Stick nailed it I think. Picture isn’t very good but I have at least one old one like that.


----------



## JOAT (Apr 9, 2010)

I would say plug cutter.


----------



## DesertRatTom (Jul 3, 2012)

I also think it's a mortising bit. Really hard to see, but it looks like it has a bearing. Definitely not a plug cutter. Tried to blow it up, but it just pixilated.


----------



## 1fizgig (Feb 11, 2018)

It's interesting. I got a maybe slightly better picture, but that was trying to zoom i to the maximum Chrome would let me. It's still not great and I can't get any numbers or anything, but it does look like it only has two cutters unlike the plug cutters above.


----------



## Stoobydale (Oct 6, 2019)

Looks like a Plug Cutter to me. I have some myself, I would suggest that you only use it with a pillar drill.

Edit. Maybe not if it only has 2 edges, and it does say Router bit on the package. Mmmm.... Think we need a bigger picture.


----------



## JOAT (Apr 9, 2010)

Stoobydale said:


> Maybe not if it only has 2 edges, and it does say Router bit on the package. Mmmm.... Think we need a bigger picture.


And I have a plug cutter like this. I don't think it matters if it only has two edges.


----------



## 1fizgig (Feb 11, 2018)

Stoobydale said:


> Looks like a Plug Cutter to me. I have some myself, I would suggest that you only use it with a pillar drill.
> 
> Edit. Maybe not if it only has 2 edges, and it does say Router bit on the package. Mmmm.... Think we need a bigger picture.


Sadly that's as good a picture as I can get.

Either way, I don't own it, but if I win the auction I'll be able to provide more details


----------



## gdonham1 (Oct 31, 2011)

I think it is definitely a mortising bit. You use it to cut hinge mortises (shallow). Since it says "Router Bit" on the package it is not a plug cutter.
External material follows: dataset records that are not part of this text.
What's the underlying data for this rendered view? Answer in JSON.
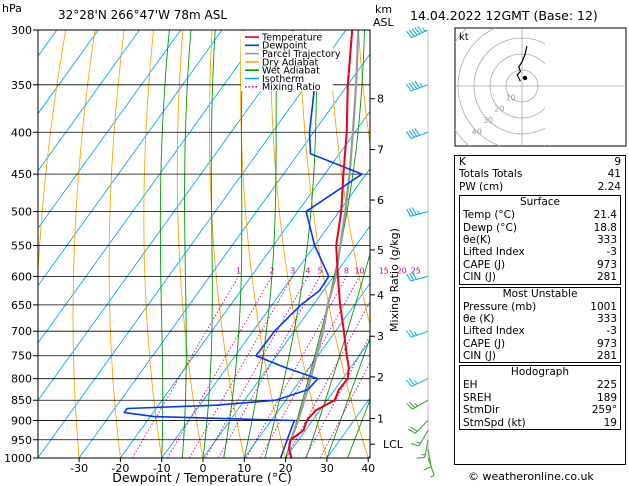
{
  "header": {
    "pressure_unit": "hPa",
    "location": "32°28'N  266°47'W  78m  ASL",
    "height_unit_top": "km",
    "height_unit_bottom": "ASL",
    "datetime": "14.04.2022  12GMT  (Base: 12)"
  },
  "chart_data": {
    "type": "skew-t",
    "title": "32°28'N 266°47'W 78m ASL",
    "xlabel": "Dewpoint / Temperature (°C)",
    "ylabel": "hPa",
    "right_axis_label": "Mixing Ratio (g/kg)",
    "pressure_levels": [
      300,
      350,
      400,
      450,
      500,
      550,
      600,
      650,
      700,
      750,
      800,
      850,
      900,
      950,
      1000
    ],
    "temperature_ticks": [
      -30,
      -20,
      -10,
      0,
      10,
      20,
      30,
      40
    ],
    "xlim": [
      -40,
      40
    ],
    "plim": [
      1000,
      300
    ],
    "km_ticks": [
      {
        "label": "8",
        "p": 364
      },
      {
        "label": "7",
        "p": 420
      },
      {
        "label": "6",
        "p": 484
      },
      {
        "label": "5",
        "p": 557
      },
      {
        "label": "4",
        "p": 632
      },
      {
        "label": "3",
        "p": 710
      },
      {
        "label": "2",
        "p": 796
      },
      {
        "label": "1",
        "p": 895
      },
      {
        "label": "LCL",
        "p": 962
      }
    ],
    "mixing_ratio_labels": [
      "1",
      "2",
      "3",
      "4",
      "5",
      "8",
      "10",
      "15",
      "20",
      "25"
    ],
    "mixing_ratio_values": [
      1,
      2,
      3,
      4,
      5,
      8,
      10,
      15,
      20,
      25
    ],
    "legend": [
      {
        "name": "Temperature",
        "color": "#e8001c"
      },
      {
        "name": "Dewpoint",
        "color": "#0037ff"
      },
      {
        "name": "Parcel Trajectory",
        "color": "#999999"
      },
      {
        "name": "Dry Adiabat",
        "color": "#ffa500"
      },
      {
        "name": "Wet Adiabat",
        "color": "#009900"
      },
      {
        "name": "Isotherm",
        "color": "#00aaff"
      },
      {
        "name": "Mixing Ratio",
        "color": "#cc00aa"
      }
    ],
    "series": [
      {
        "name": "Temperature",
        "points": [
          [
            1000,
            21.4
          ],
          [
            975,
            19.2
          ],
          [
            950,
            18
          ],
          [
            925,
            19.5
          ],
          [
            900,
            18.6
          ],
          [
            875,
            19
          ],
          [
            850,
            21.8
          ],
          [
            825,
            21
          ],
          [
            800,
            21.2
          ],
          [
            775,
            19.5
          ],
          [
            750,
            17
          ],
          [
            700,
            12
          ],
          [
            650,
            6.5
          ],
          [
            600,
            1
          ],
          [
            550,
            -4.8
          ],
          [
            500,
            -9.5
          ],
          [
            450,
            -15.5
          ],
          [
            400,
            -22
          ],
          [
            350,
            -30
          ],
          [
            300,
            -38.5
          ]
        ]
      },
      {
        "name": "Dewpoint",
        "points": [
          [
            1000,
            18.8
          ],
          [
            975,
            18
          ],
          [
            950,
            17.2
          ],
          [
            925,
            16.4
          ],
          [
            900,
            15.6
          ],
          [
            890,
            -19
          ],
          [
            880,
            -27
          ],
          [
            870,
            -27
          ],
          [
            862,
            -6
          ],
          [
            850,
            7.5
          ],
          [
            825,
            13.5
          ],
          [
            800,
            14
          ],
          [
            775,
            4
          ],
          [
            750,
            -5
          ],
          [
            700,
            -4.8
          ],
          [
            650,
            -3
          ],
          [
            625,
            -1
          ],
          [
            600,
            -1.2
          ],
          [
            550,
            -10
          ],
          [
            500,
            -18
          ],
          [
            450,
            -11
          ],
          [
            425,
            -27
          ],
          [
            400,
            -31
          ],
          [
            350,
            -38
          ],
          [
            325,
            -44
          ],
          [
            300,
            -53
          ]
        ]
      },
      {
        "name": "Parcel Trajectory",
        "points": [
          [
            1000,
            21.4
          ],
          [
            962,
            18.5
          ],
          [
            900,
            16.5
          ],
          [
            850,
            14.5
          ],
          [
            800,
            12.2
          ],
          [
            750,
            9.7
          ],
          [
            700,
            7
          ],
          [
            650,
            3.5
          ],
          [
            600,
            0.5
          ],
          [
            550,
            -3.8
          ],
          [
            500,
            -8.5
          ],
          [
            450,
            -14
          ],
          [
            400,
            -20.5
          ],
          [
            350,
            -28
          ],
          [
            300,
            -37
          ]
        ]
      }
    ],
    "winds": [
      {
        "p": 1000,
        "dir": 160,
        "spd": 5
      },
      {
        "p": 975,
        "dir": 170,
        "spd": 10
      },
      {
        "p": 950,
        "dir": 190,
        "spd": 15
      },
      {
        "p": 925,
        "dir": 210,
        "spd": 15
      },
      {
        "p": 900,
        "dir": 225,
        "spd": 20
      },
      {
        "p": 850,
        "dir": 240,
        "spd": 25
      },
      {
        "p": 800,
        "dir": 245,
        "spd": 25
      },
      {
        "p": 700,
        "dir": 250,
        "spd": 25
      },
      {
        "p": 600,
        "dir": 255,
        "spd": 30
      },
      {
        "p": 500,
        "dir": 255,
        "spd": 35
      },
      {
        "p": 400,
        "dir": 250,
        "spd": 40
      },
      {
        "p": 350,
        "dir": 250,
        "spd": 45
      },
      {
        "p": 300,
        "dir": 245,
        "spd": 55
      }
    ],
    "hodograph": {
      "title": "kt",
      "ring_labels": [
        "10",
        "20",
        "30",
        "40"
      ],
      "trace_kt": [
        [
          -1,
          3
        ],
        [
          -2,
          5
        ],
        [
          -3,
          7
        ],
        [
          -1,
          9
        ],
        [
          -2,
          12
        ],
        [
          0,
          15
        ],
        [
          2,
          20
        ],
        [
          3,
          25
        ]
      ]
    }
  },
  "stats": {
    "top": [
      {
        "label": "K",
        "value": "9"
      },
      {
        "label": "Totals Totals",
        "value": "41"
      },
      {
        "label": "PW (cm)",
        "value": "2.24"
      }
    ],
    "surface": {
      "title": "Surface",
      "rows": [
        {
          "label": "Temp (°C)",
          "value": "21.4"
        },
        {
          "label": "Dewp (°C)",
          "value": "18.8"
        },
        {
          "label": "θe(K)",
          "value": "333"
        },
        {
          "label": "Lifted Index",
          "value": "-3"
        },
        {
          "label": "CAPE (J)",
          "value": "973"
        },
        {
          "label": "CIN (J)",
          "value": "281"
        }
      ]
    },
    "unstable": {
      "title": "Most Unstable",
      "rows": [
        {
          "label": "Pressure (mb)",
          "value": "1001"
        },
        {
          "label": "θe (K)",
          "value": "333"
        },
        {
          "label": "Lifted Index",
          "value": "-3"
        },
        {
          "label": "CAPE (J)",
          "value": "973"
        },
        {
          "label": "CIN (J)",
          "value": "281"
        }
      ]
    },
    "hodograph": {
      "title": "Hodograph",
      "rows": [
        {
          "label": "EH",
          "value": "225"
        },
        {
          "label": "SREH",
          "value": "189"
        },
        {
          "label": "StmDir",
          "value": "259°"
        },
        {
          "label": "StmSpd (kt)",
          "value": "19"
        }
      ]
    }
  },
  "footer": "© weatheronline.co.uk"
}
A router to cut plugs would burn the plug up before you could extract it from the hole.


----------



## Semipro (Mar 22, 2013)

Definitely a mortising bit

Like Joat shows the difference plug cutters


----------



## Nickp (Dec 4, 2012)

@1fizgig


Plug cutters aren't typically used with a router...

Here's the link to the Carbitool item... https://www.carbitool.com.au/product/2-flute-hinge-mortise-bit-carbide-tipped/


----------



## neville9999 (Jul 22, 2010)

1fizgig said:


> May have answered my own question - is it a plug cutter?


I think so too, its a plug cutter. For some reason I cant get a close look at it as the image wont expand. N


----------



## pdennert (Dec 29, 2009)

Looks like a plug cutter.


----------



## radios (Sep 30, 2009)

Nickp said:


> @1fizgig
> 
> 
> Plug cutters aren't typically used with a router...
> ...


you've solved it!.


----------



## Cherryville Chuck (Sep 28, 2010)

All the plug cutters that look like that have 4 legs instead of two. At least all the ones I have or have seen.


----------



## mveach (Aug 21, 2010)

It's a motorising bit. It's made to plung cut then follow a pattern. I have used one for many years


----------



## Herb Stoops (Aug 28, 2012)

It is a hinge mortising bit used with a baseplate bushing, I have
used them hundreds of times mortising door butts.
HErb


----------